Автор книги: Жан-Клод Мурлева
Жанр:
Классическое фэнтези
сообщить о нарушении
Текущая страница: 6 (всего у книги 20 страниц)
Там, в конце прохода, привязанный к стене за недоуздок, стоял маленький ярко-рыжий конь. Свет падал на него сквозь стеклянный люк и зажигал красноватым огнем его гриву. Только чулки у этого коня были белые, все остальное, в том числе и грива, и хвост, – того же удивительного пламенного цвета.
Бриско подошел ближе, как завороженный. Конек почуял его присутствие и повернул к нему свою изящную голову.
– Правда красавец? Нравится?
Бриско так и подскочил. Женщина шла по проходу в костюме для верховой езды, с седлом и уздечкой в руках. Она остановилась позади мальчика, и оба некоторое время смотрели на лошадку.
А потом странным, словно идущим из каких-то далей голосом она продекламировала нараспев, смакуя каждое слово:
– «Однажды Бог призвал к себе Южный Ветер, зачерпнул из него горсть, бросил перед собой и сказал: „Иди, нарекаю тебя Конем“». Смотри, это мне Герольф его вчера подарил. У него еще нет имени. Как бы ты его назвал на моем месте?
Бриско, верный раз принятому решению, даже головы не повернул, и она принялась седлать коня.

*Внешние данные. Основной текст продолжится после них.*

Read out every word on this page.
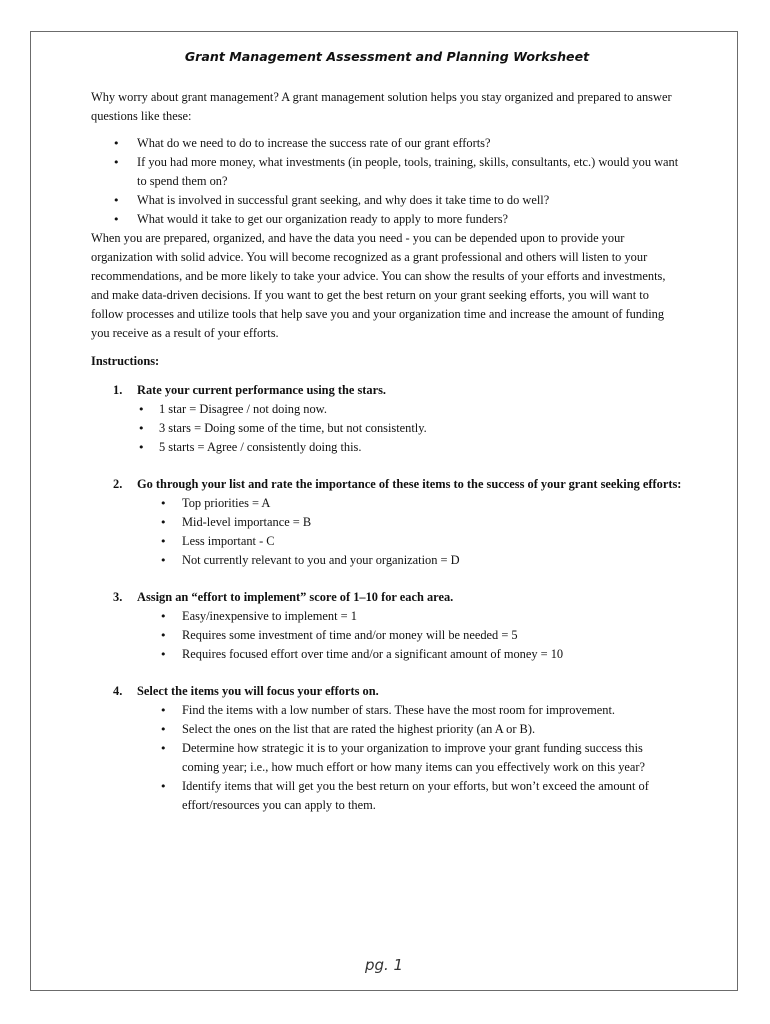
Grant Management Assessment and Planning Worksheet

Why worry about grant management? A grant management solution helps you stay organized and prepared to answer questions like these:

• What do we need to do to increase the success rate of our grant efforts?
• If you had more money, what investments (in people, tools, training, skills, consultants, etc.) would you want to spend them on?
• What is involved in successful grant seeking, and why does it take time to do well?
• What would it take to get our organization ready to apply to more funders?

When you are prepared, organized, and have the data you need - you can be depended upon to provide your organization with solid advice. You will become recognized as a grant professional and others will listen to your recommendations, and be more likely to take your advice. You can show the results of your efforts and investments, and make data-driven decisions. If you want to get the best return on your grant seeking efforts, you will want to follow processes and utilize tools that help save you and your organization time and increase the amount of funding you receive as a result of your efforts.

Instructions:

1. Rate your current performance using the stars.
• 1 star = Disagree / not doing now.
• 3 stars = Doing some of the time, but not consistently.
• 5 starts = Agree / consistently doing this.
2. Go through your list and rate the importance of these items to the success of your grant seeking efforts:
• Top priorities = A
• Mid-level importance = B
• Less important - C
• Not currently relevant to you and your organization = D
3. Assign an “effort to implement” score of 1–10 for each area.
• Easy/inexpensive to implement = 1
• Requires some investment of time and/or money will be needed = 5
• Requires focused effort over time and/or a significant amount of money = 10
4. Select the items you will focus your efforts on.
• Find the items with a low number of stars. These have the most room for improvement.
• Select the ones on the list that are rated the highest priority (an A or B).
• Determine how strategic it is to your organization to improve your grant funding success this coming year; i.e., how much effort or how many items can you effectively work on this year?
• Identify items that will get you the best return on your efforts, but won’t exceed the amount of effort/resources you can apply to them.
pg. 1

– Сегодня вечером, перед сном, – снова заговорила она, затягивая подпругу, – я зайду к тебе и расскажу, почему ты здесь, почему мы тебя… приняли к себе. До тех пор ты не обязан со мной разговаривать, раз это тебе так неприятно. Погуляй, оглядись. Оград нигде никаких нет. Можешь идти куда вздумается. Если проголодаешься, ступай на кухню, это в подвальном этаже. Оттилия даст тебе поесть, сколько захочешь.
Она взнуздала коня и пошла прочь, ведя его в поводу. С порога оглянулась и весело бросила:
– До вечера, Фенрир!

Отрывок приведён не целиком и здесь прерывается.